Remove duplicate records

svenkatareddy · February 26, 2010, 10:45am

I want to remove the records based on duplicate. I want to remove if two or more records exists with combination fields. Those records should not come once also

file abc.txt

ABC;123;XYB;HELLO;
ABC;123;HKL;HELLO;
CDE;123;LLKJ;HELLO;
ABC;123;LSDK;HELLO;
CDF;344;SLK;TEST

key fields are 1st,2nd and 4th.

Should return only

CDE;123;LLKJ;HELLO;
CDF;344;SLK;TEST

Can you give me the command for this

joeyg · February 26, 2010, 10:49am

Please clarify on your 3rd record/line.

svenkatareddy · February 26, 2010, 11:39am

Corrected the fields

dennis.jacob · February 26, 2010, 12:33pm

One approch in awk...

awk -F";" '{_s=$1" "$2" "$4; A[_s]++; B[_s]=$0;; } END { for (i in A) { if (A==1) print B; }}' file

alister · February 26, 2010, 2:00pm

This approach may yield false matches if the fields in question can contain a space and are not required to be of equal length. From the sample data, we see that the 4th field varies in length. Perhaps a space awaits as well.

False match example:

1;2 ;3;4 --> _s="1 2  4"
1;2;3; 4 --> _s="1 2  4"

Just in case, best to use the same delimiter as was used to split the input:

_s=$1";"$2";"$4

Alternatively, you can set SUBSEP (which determines what AWK will use as an internal separator for "multidimensional" array subscripts) to ";" which allows you to safely use A[$1,$2,$4].

Regards,
Alister

joeyg · February 26, 2010, 2:17pm

>cut -d";" -f1,2,4 <scottn.txt | sort | uniq -u | gawk 'IFS=OFS=FS=";"{print $1,$2,".*",$3}' >match.txt
>grep -f match.txt <scottn.txt

alister · February 26, 2010, 5:08pm

Interesting approach.

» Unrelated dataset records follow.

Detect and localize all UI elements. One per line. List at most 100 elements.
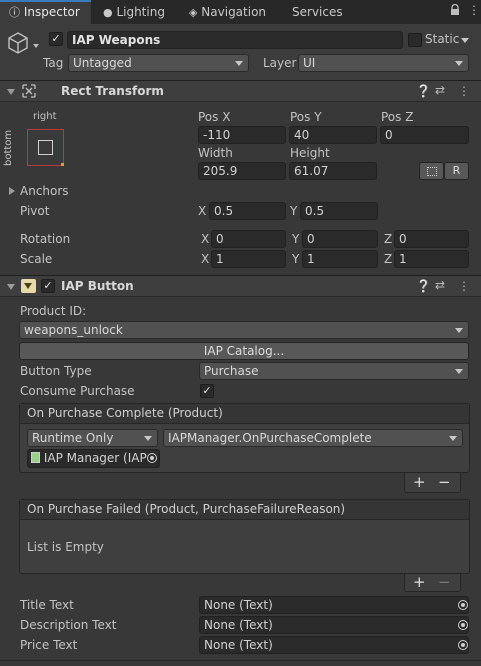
width-field[interactable]: 205.9	[198, 162, 286, 180]
event-object-field[interactable]: IAP Manager (IAP	[27, 449, 160, 468]
on-failed-list-footer: + −	[404, 573, 461, 592]
active-toggle[interactable]: ✓	[49, 32, 63, 46]
rotation-x-field[interactable]: 0	[211, 230, 286, 248]
rotation-z-field[interactable]: 0	[394, 230, 469, 248]
compass-icon: ◈	[189, 6, 198, 19]
pivot-x-field[interactable]: 0.5	[209, 202, 286, 220]
pivot-y-field[interactable]: 0.5	[300, 202, 378, 220]
foldout-arrow-icon[interactable]	[7, 284, 15, 290]
on-purchase-complete-title: On Purchase Complete (Product)	[20, 404, 469, 424]
rect-transform-header[interactable]: Rect Transform ❔ ⇄ ⋮	[0, 80, 481, 102]
height-label: Height	[290, 146, 330, 160]
info-icon: ⓘ	[9, 6, 20, 19]
description-text-field[interactable]: None (Text)	[199, 616, 469, 634]
bottom-divider	[0, 660, 481, 661]
tab-services[interactable]: Services	[292, 0, 343, 24]
runtime-dropdown[interactable]: Runtime Only	[27, 429, 158, 447]
scale-x-axis-label: X	[201, 252, 210, 266]
scale-z-field[interactable]: 1	[394, 250, 469, 268]
static-chevron-icon[interactable]	[461, 38, 469, 43]
anchor-square-icon	[38, 140, 53, 155]
anchor-preset-button[interactable]	[27, 129, 64, 166]
tab-inspector-label: Inspector	[23, 5, 80, 19]
anchors-foldout-icon[interactable]	[9, 187, 15, 195]
price-text-label: Price Text	[20, 638, 78, 652]
foldout-arrow-icon[interactable]	[7, 89, 15, 95]
pos-z-label: Pos Z	[381, 110, 414, 124]
script-icon	[21, 279, 36, 293]
more-options-icon[interactable]: ⋮	[458, 279, 470, 293]
scale-y-axis-label: Y	[292, 252, 300, 266]
rotation-y-field[interactable]: 0	[302, 230, 378, 248]
iap-button-title: IAP Button	[61, 279, 134, 293]
object-picker-icon[interactable]	[458, 600, 468, 610]
iap-button-header[interactable]: ✓ IAP Button ❔ ⇄ ⋮	[0, 275, 481, 297]
gameobject-name-field[interactable]: IAP Weapons	[67, 31, 403, 49]
anchor-vertical-label: bottom	[3, 129, 14, 166]
object-picker-icon[interactable]	[147, 453, 157, 463]
tab-navigation[interactable]: ◈ Navigation	[189, 0, 266, 24]
gameobject-header: ✓ IAP Weapons Static Tag Untagged Layer …	[0, 24, 481, 80]
tab-lighting[interactable]: ● Lighting	[103, 0, 165, 24]
more-options-icon[interactable]: ⋮	[458, 84, 470, 98]
pos-x-field[interactable]: -110	[198, 126, 286, 144]
remove-event-button[interactable]: −	[438, 473, 451, 491]
list-empty-text: List is Empty	[27, 540, 104, 554]
pivot-label: Pivot	[20, 204, 50, 218]
price-text-value: None (Text)	[204, 638, 273, 652]
object-picker-icon[interactable]	[458, 640, 468, 650]
button-type-dropdown[interactable]: Purchase	[199, 362, 469, 380]
raw-edit-button[interactable]: R	[444, 162, 469, 180]
pivot-y-axis-label: Y	[290, 204, 298, 218]
scale-y-field[interactable]: 1	[302, 250, 378, 268]
chevron-down-icon	[455, 328, 463, 333]
product-id-label: Product ID:	[20, 304, 87, 318]
preset-icon[interactable]: ⇄	[435, 83, 445, 97]
tab-inspector[interactable]: ⓘ Inspector	[0, 0, 91, 24]
lock-icon[interactable]	[450, 3, 460, 16]
rect-transform-icon	[22, 84, 36, 101]
iap-catalog-button[interactable]: IAP Catalog...	[19, 342, 469, 360]
title-text-field[interactable]: None (Text)	[199, 596, 469, 614]
iap-button-enabled-toggle[interactable]: ✓	[41, 279, 55, 293]
price-text-field[interactable]: None (Text)	[199, 636, 469, 654]
function-value: IAPManager.OnPurchaseComplete	[168, 431, 372, 445]
runtime-value: Runtime Only	[32, 431, 114, 445]
chevron-down-icon[interactable]	[33, 44, 39, 48]
rotation-label: Rotation	[20, 232, 71, 246]
on-purchase-complete-panel: On Purchase Complete (Product) Runtime O…	[19, 403, 470, 473]
description-text-label: Description Text	[20, 618, 117, 632]
pos-y-field[interactable]: 40	[289, 126, 377, 144]
scale-label: Scale	[20, 252, 53, 266]
more-options-icon[interactable]: ⋮	[468, 4, 480, 16]
remove-event-button[interactable]: −	[438, 573, 451, 591]
rotation-y-axis-label: Y	[292, 232, 300, 246]
object-picker-icon[interactable]	[458, 620, 468, 630]
function-dropdown[interactable]: IAPManager.OnPurchaseComplete	[163, 429, 463, 447]
on-complete-list-footer: + −	[404, 473, 461, 493]
rotation-x-axis-label: X	[201, 232, 210, 246]
preset-icon[interactable]: ⇄	[435, 278, 445, 292]
layer-value: UI	[303, 56, 316, 70]
tag-dropdown[interactable]: Untagged	[68, 54, 249, 72]
tab-lighting-label: Lighting	[116, 5, 165, 19]
static-label[interactable]: Static	[425, 32, 459, 46]
layer-label: Layer	[263, 56, 297, 70]
height-field[interactable]: 61.07	[289, 162, 377, 180]
static-toggle[interactable]	[408, 33, 422, 47]
pos-z-field[interactable]: 0	[380, 126, 469, 144]
help-icon[interactable]: ❔	[416, 84, 431, 98]
blueprint-mode-button[interactable]	[419, 162, 444, 180]
product-id-dropdown[interactable]: weapons_unlock	[19, 321, 469, 339]
help-icon[interactable]: ❔	[416, 279, 431, 293]
add-event-button[interactable]: +	[413, 473, 426, 491]
on-purchase-failed-title: On Purchase Failed (Product, PurchaseFai…	[20, 500, 469, 520]
chevron-down-icon	[455, 369, 463, 374]
add-event-button[interactable]: +	[413, 573, 426, 591]
layer-dropdown[interactable]: UI	[298, 54, 469, 72]
dotted-square-icon	[427, 167, 437, 176]
event-object-value: IAP Manager (IAP	[43, 451, 147, 465]
scale-x-field[interactable]: 1	[211, 250, 286, 268]
consume-purchase-checkbox[interactable]: ✓	[200, 384, 214, 398]
anchors-label[interactable]: Anchors	[20, 184, 69, 198]
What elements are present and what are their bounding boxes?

Here's a different take on it:

sort -t\; -k1,1 -k2,2 -k4,4 scottn.txt | sed 's/[^;]*;/*;/3' | uniq -u > match.txt
grep -f match.txt scottn.txt

Alister

svenkatareddy · March 3, 2010, 8:46am

>cut -d";" -f1,2,4 <scottn.txt | sort | uniq -u | gawk 'IFS=OFS=FS=";"{print $1,$2,".*",$3}' >match.txt
>grep -f match.txt <scottn.txt

sort -t\; -k1,1 -k2,2 -k4,4 scottn.txt | sed 's/[^;]*;/*;/3' | uniq -u > match.txt
grep -f match.txt scottn.txt

it is failing for the fields having $ ( ) characters.